肆 孤独
第二次世界大戦の時。
実年齢はともかくとして、書類上の年齢は少年のマリユスと、その父親のジャックは戦場に駆り出された。この時ばかりは流石に彼らも、極東の島国に閉じこもっていることは出来なかった。
二枚の赤紙が示されたとき、彼らが怖がることはなかった。吸血鬼というのは、心臓を銀製の武器で武器で傷つけられない限り、死ぬことが無いからである。
しかし、それが油断であった。
「父さんが、死んだ?」
中国大陸の戦線で、マリユスは信じられない通達を聞いた。ありえない、と思わずにはいられなかった。

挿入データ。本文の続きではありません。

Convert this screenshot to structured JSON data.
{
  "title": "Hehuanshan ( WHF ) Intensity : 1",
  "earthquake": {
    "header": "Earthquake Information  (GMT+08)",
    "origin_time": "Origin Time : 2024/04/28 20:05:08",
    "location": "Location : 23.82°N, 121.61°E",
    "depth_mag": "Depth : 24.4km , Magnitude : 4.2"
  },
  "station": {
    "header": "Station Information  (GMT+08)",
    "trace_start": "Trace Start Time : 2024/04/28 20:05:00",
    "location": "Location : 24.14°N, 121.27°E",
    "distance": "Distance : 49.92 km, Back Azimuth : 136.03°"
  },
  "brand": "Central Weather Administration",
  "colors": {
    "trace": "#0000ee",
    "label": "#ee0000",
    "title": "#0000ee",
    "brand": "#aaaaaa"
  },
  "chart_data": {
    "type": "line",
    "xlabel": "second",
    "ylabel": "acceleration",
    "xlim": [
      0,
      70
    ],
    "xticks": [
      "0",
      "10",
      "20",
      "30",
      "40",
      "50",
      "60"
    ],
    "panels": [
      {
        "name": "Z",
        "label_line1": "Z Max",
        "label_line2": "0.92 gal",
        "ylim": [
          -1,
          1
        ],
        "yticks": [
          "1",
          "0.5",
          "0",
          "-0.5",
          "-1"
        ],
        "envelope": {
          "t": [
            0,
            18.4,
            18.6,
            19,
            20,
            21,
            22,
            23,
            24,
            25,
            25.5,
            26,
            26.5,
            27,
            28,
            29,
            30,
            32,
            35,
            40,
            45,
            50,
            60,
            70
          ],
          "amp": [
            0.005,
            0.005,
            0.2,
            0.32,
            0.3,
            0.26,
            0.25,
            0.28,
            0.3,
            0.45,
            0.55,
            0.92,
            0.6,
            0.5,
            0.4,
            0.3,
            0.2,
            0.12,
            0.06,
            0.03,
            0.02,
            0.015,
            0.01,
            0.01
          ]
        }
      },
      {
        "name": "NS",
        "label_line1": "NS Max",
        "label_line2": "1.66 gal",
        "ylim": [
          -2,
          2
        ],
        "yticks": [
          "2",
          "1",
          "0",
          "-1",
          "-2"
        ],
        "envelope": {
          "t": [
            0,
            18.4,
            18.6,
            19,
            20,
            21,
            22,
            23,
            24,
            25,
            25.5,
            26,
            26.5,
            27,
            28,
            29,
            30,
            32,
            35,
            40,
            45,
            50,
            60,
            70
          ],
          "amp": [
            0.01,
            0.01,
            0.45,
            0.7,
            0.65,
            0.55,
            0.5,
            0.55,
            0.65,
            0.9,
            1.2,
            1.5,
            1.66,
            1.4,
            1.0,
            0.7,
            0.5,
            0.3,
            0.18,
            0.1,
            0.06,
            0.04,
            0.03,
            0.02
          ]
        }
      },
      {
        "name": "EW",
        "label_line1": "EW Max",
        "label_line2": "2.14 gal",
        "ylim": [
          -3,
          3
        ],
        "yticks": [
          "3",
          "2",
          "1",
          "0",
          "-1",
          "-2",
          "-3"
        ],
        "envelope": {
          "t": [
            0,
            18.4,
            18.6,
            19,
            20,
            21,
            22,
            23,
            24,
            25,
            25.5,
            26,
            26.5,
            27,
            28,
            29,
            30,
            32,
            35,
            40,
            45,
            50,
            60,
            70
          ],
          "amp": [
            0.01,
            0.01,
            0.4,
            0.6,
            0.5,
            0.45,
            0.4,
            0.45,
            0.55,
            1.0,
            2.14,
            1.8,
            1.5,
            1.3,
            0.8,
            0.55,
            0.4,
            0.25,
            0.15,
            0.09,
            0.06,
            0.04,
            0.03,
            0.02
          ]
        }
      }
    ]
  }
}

何を思って、人間同士が殺し合う戦場で、柔らかい銀の武器を持ってくるのか。
ヴァンパイアハンター。それ以外に考えられなかった。少しの驚きと、少しの悲しみと、多くの虚無感で思考力が失われた。
母は無い。親友は死んだ。残っているのは父親だけであったのに、それすらも殺されてしまったというのか。

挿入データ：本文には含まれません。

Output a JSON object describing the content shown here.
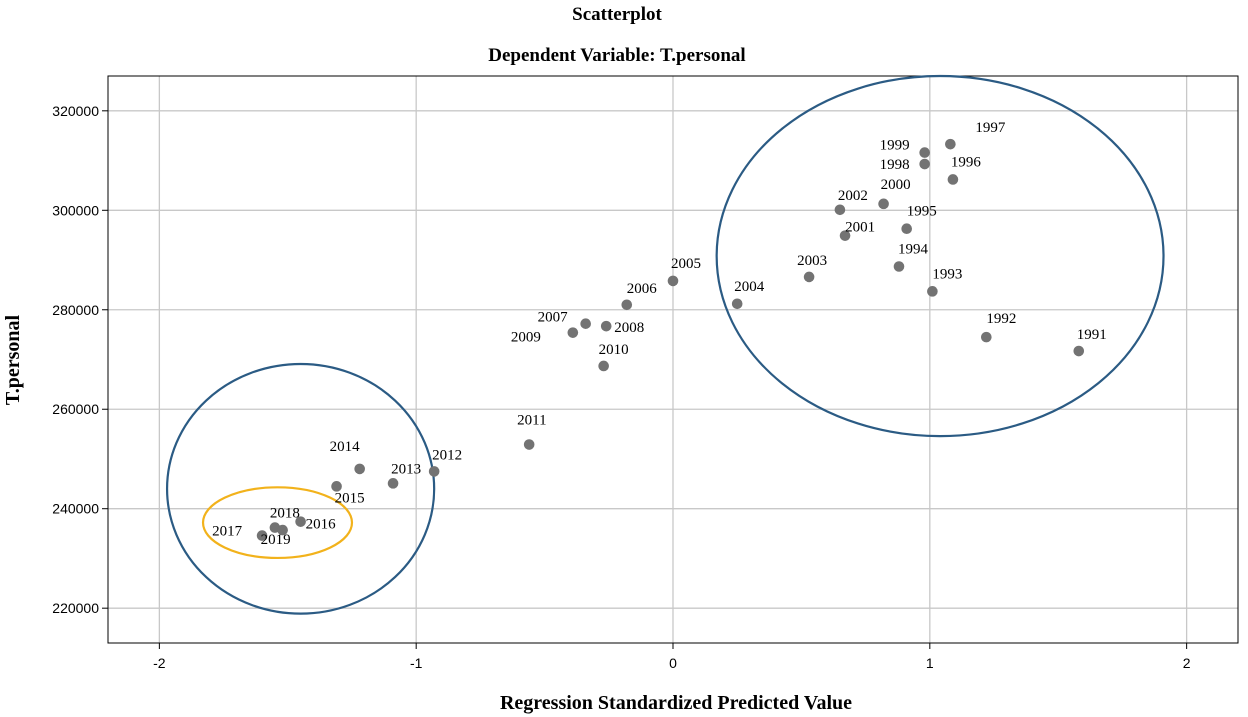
{
  "chart_data": {
    "type": "scatter",
    "title": "Scatterplot",
    "subtitle": "Dependent Variable: T.personal",
    "xlabel": "Regression Standardized Predicted Value",
    "ylabel": "T.personal",
    "xlim": [
      -2.2,
      2.2
    ],
    "ylim": [
      213000,
      327000
    ],
    "x_ticks": [
      -2,
      -1,
      0,
      1,
      2
    ],
    "x_tick_labels": [
      "-2",
      "-1",
      "0",
      "1",
      "2"
    ],
    "y_ticks": [
      220000,
      240000,
      260000,
      280000,
      300000,
      320000
    ],
    "y_tick_labels": [
      "220000",
      "240000",
      "260000",
      "280000",
      "300000",
      "320000"
    ],
    "grid": true,
    "points": [
      {
        "label": "1991",
        "x": 1.58,
        "y": 271700
      },
      {
        "label": "1992",
        "x": 1.22,
        "y": 274500
      },
      {
        "label": "1993",
        "x": 1.01,
        "y": 283700
      },
      {
        "label": "1994",
        "x": 0.88,
        "y": 288700
      },
      {
        "label": "1995",
        "x": 0.91,
        "y": 296300
      },
      {
        "label": "1996",
        "x": 1.09,
        "y": 306200
      },
      {
        "label": "1997",
        "x": 1.08,
        "y": 313300
      },
      {
        "label": "1998",
        "x": 0.98,
        "y": 309300
      },
      {
        "label": "1999",
        "x": 0.98,
        "y": 311600
      },
      {
        "label": "2000",
        "x": 0.82,
        "y": 301300
      },
      {
        "label": "2001",
        "x": 0.67,
        "y": 294900
      },
      {
        "label": "2002",
        "x": 0.65,
        "y": 300100
      },
      {
        "label": "2003",
        "x": 0.53,
        "y": 286600
      },
      {
        "label": "2004",
        "x": 0.25,
        "y": 281200
      },
      {
        "label": "2005",
        "x": 0.0,
        "y": 285800
      },
      {
        "label": "2006",
        "x": -0.18,
        "y": 281000
      },
      {
        "label": "2007",
        "x": -0.34,
        "y": 277200
      },
      {
        "label": "2008",
        "x": -0.26,
        "y": 276700
      },
      {
        "label": "2009",
        "x": -0.39,
        "y": 275400
      },
      {
        "label": "2010",
        "x": -0.27,
        "y": 268700
      },
      {
        "label": "2011",
        "x": -0.56,
        "y": 252900
      },
      {
        "label": "2012",
        "x": -0.93,
        "y": 247500
      },
      {
        "label": "2013",
        "x": -1.09,
        "y": 245100
      },
      {
        "label": "2014",
        "x": -1.22,
        "y": 248000
      },
      {
        "label": "2015",
        "x": -1.31,
        "y": 244500
      },
      {
        "label": "2016",
        "x": -1.45,
        "y": 237400
      },
      {
        "label": "2017",
        "x": -1.6,
        "y": 234600
      },
      {
        "label": "2018",
        "x": -1.55,
        "y": 236200
      },
      {
        "label": "2019",
        "x": -1.52,
        "y": 235700
      }
    ],
    "annotations": [
      {
        "shape": "ellipse",
        "color": "#2b5b84",
        "cx": 1.04,
        "cy": 290800,
        "rx": 0.87,
        "ry": 36200
      },
      {
        "shape": "ellipse",
        "color": "#2b5b84",
        "cx": -1.45,
        "cy": 244000,
        "rx": 0.52,
        "ry": 25100
      },
      {
        "shape": "ellipse",
        "color": "#f2b21b",
        "cx": -1.54,
        "cy": 237200,
        "rx": 0.29,
        "ry": 7100
      }
    ],
    "point_color": "#737373"
  }
}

マリユスは、もはや取り返すことの出来ない幸せな過去に、思いを馳せることしか出来なかった。いや、思いを馳せることすら出来なかった。
ここは戦場で、個人の都合で動いてはくれないのである。
「敵襲! 敵襲ー!」
誰かの叫び声が響いた。仲間たちが、慌ただしく銃を持ち、持ち場へ戻ってゆく。
マリユスは、ジャックの墓標となった、南方の島々の方角へ一秒ほどの極短い黙祷を捧げた後、上官の叫びに従って持ち場へ戻った。
その日、彼は、撃って突いて叩いて、大戦果を挙げた。
既に全てを失った彼には、後日の勲章など何の慰めにもならなかった。
マリユスは、一人だけ世界大戦を生き残った。家族も、友も、もういない。